A través de su ensortijado discurso mientras fuera arreciaba una lluvia de récord en Madrid, la profesora de Clásicas de la Universidad de Míchigan ha enfatizado que aquel acto del oso no fue sino un acto de sintonía (attunement en inglés) del animal con su entorno, igual en ese aspecto que el de la ardilla que la miraba embobada mientras roía un arándano. Asegura Carson que la antropóloga desfigurada no usa nunca la palabra ‘ataque’ para describir el encontronazo que le desfiguró el rostro, sino “beso del oso”; una experiencia coherente, ajena a dramatismos desde el punto de vista del animal.
Aplicando el ejemplo del oso al perro goyesco que alza el hocico, ¿y si, en lugar de que se lo vea como una metáfora antropizada de la búsqueda, la angustia o la soledad, el chucho “simplemente está atento”? “Lo han pillado en ese momento de duda que domina un día perruno, el momento de advertir qué es lo que sale por el horizonte”, ha precisado Anne Carson. Mirándolo bien —como ha pedido hacer—, no parece “agobiado ni desesperado”.

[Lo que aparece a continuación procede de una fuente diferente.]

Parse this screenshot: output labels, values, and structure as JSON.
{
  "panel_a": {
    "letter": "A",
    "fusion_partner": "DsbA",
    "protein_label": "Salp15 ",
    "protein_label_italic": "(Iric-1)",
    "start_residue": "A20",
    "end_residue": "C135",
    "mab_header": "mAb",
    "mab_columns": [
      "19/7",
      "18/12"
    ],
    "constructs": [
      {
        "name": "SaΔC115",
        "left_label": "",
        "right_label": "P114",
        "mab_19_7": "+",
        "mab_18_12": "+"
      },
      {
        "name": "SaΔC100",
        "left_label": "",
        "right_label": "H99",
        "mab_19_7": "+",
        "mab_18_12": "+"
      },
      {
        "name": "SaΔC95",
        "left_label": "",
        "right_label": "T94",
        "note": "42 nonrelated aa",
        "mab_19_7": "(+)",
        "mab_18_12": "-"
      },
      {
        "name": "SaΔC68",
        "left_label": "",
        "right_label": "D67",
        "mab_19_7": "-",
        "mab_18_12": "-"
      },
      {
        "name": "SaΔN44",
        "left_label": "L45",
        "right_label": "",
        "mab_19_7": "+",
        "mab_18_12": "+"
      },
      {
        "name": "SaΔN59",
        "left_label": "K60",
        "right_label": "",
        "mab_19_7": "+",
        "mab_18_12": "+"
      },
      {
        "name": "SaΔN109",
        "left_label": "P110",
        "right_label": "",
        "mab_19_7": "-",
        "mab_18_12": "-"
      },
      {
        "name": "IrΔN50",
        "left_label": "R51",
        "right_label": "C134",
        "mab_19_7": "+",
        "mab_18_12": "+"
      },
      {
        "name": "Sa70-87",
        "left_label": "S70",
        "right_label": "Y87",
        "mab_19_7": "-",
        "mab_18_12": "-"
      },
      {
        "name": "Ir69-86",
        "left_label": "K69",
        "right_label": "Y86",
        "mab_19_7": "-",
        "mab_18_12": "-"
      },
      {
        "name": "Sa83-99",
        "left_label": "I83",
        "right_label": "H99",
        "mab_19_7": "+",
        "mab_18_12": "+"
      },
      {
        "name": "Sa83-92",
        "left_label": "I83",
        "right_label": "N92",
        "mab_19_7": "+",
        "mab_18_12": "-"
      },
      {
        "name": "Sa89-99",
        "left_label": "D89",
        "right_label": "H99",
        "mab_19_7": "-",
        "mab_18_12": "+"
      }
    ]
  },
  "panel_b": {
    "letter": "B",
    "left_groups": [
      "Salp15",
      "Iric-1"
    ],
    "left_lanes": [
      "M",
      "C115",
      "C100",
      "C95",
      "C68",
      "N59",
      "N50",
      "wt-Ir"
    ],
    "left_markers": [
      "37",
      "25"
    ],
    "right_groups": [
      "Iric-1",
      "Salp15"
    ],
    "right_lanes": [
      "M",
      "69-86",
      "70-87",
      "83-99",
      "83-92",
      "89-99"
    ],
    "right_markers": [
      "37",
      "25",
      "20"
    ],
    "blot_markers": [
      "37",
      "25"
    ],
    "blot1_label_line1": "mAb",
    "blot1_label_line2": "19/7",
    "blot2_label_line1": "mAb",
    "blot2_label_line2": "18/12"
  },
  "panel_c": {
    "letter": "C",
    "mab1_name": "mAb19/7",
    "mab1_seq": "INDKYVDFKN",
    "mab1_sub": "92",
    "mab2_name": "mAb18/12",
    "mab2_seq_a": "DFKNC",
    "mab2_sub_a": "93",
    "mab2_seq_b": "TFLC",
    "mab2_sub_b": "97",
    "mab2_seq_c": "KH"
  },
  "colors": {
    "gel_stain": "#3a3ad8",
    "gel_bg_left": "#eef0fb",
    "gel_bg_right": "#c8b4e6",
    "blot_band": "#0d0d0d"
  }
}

Que en lugar de ese fondo unánime del Goya, hijo de dorador —ese pan de oro sucio, atmosférico y profano, ese vacío según el canon estético de su época que décadas después habría sido en sí un cuadro autónomo—, hubiera en origen los dos supuestos pájaros, asegura Carson que “la decepcionó”. “Me habría gustado que la pintura me diera una imagen de mi propio yo perdido y posmoderno”, ha lamentado; “querría que el perro pasara por una experiencia profunda, grave y extraña de la ausencia de bordes de Anaximandro”. Porque la sustancia de las cosas, ha recordado Carson, es aquella que, como la austera escena de Goya, no tiene bordes. Lo ha recordado ella y lo dijo hace 26 siglos el filósofo de Mileto.
Si es así, de incitador a yos posmodernos, quizá el cuadro no tenga nada y sea más terrenal: “Goya pintó a una criatura que miraba hacia arriba, quizá hambriento, a lo que podía ser su cena”. Ni siquiera puede decirse que estuviera ahogándose, como atribuía Un perro luchando contra la corriente, otro de los antiguos títulos que tuvo la composición, porque, como ha apuntado certera Carson, en la pintura no se muestra agua.
Puede que Goya, por más que acusara melancolía o el horror que dejaron tras de sí las tropas napoleónicas en España, repintase el perro sobre la pintura más bucólica anterior porque estaba “aburrido”, por estar “desencantado con su función en el mundo del arte” o por no querer gastar “más dinero en lienzos”, ha bromeado serenamente Carson, “que se gana la vida enseñando griego”, como gustaba de resumir su vida en la solapa de algún libro suyo. La intención del de Fuendetodos quizá nunca tampoco escape del terreno de la duda.
Por lo pronto, la cartela que luce junto al cuadro en la tétrica sala 67 del Prado, y que en comparación con estas disquisiciones de la poeta suena grandilocuente, reza así: “Se ha relacionado esta pintura con la idea de la fatalidad de la muerte”. Para ser justos, el cartelito también afirma que el can del que solo asoma una cabeza es la “más misteriosa” de las Pinturas Negras.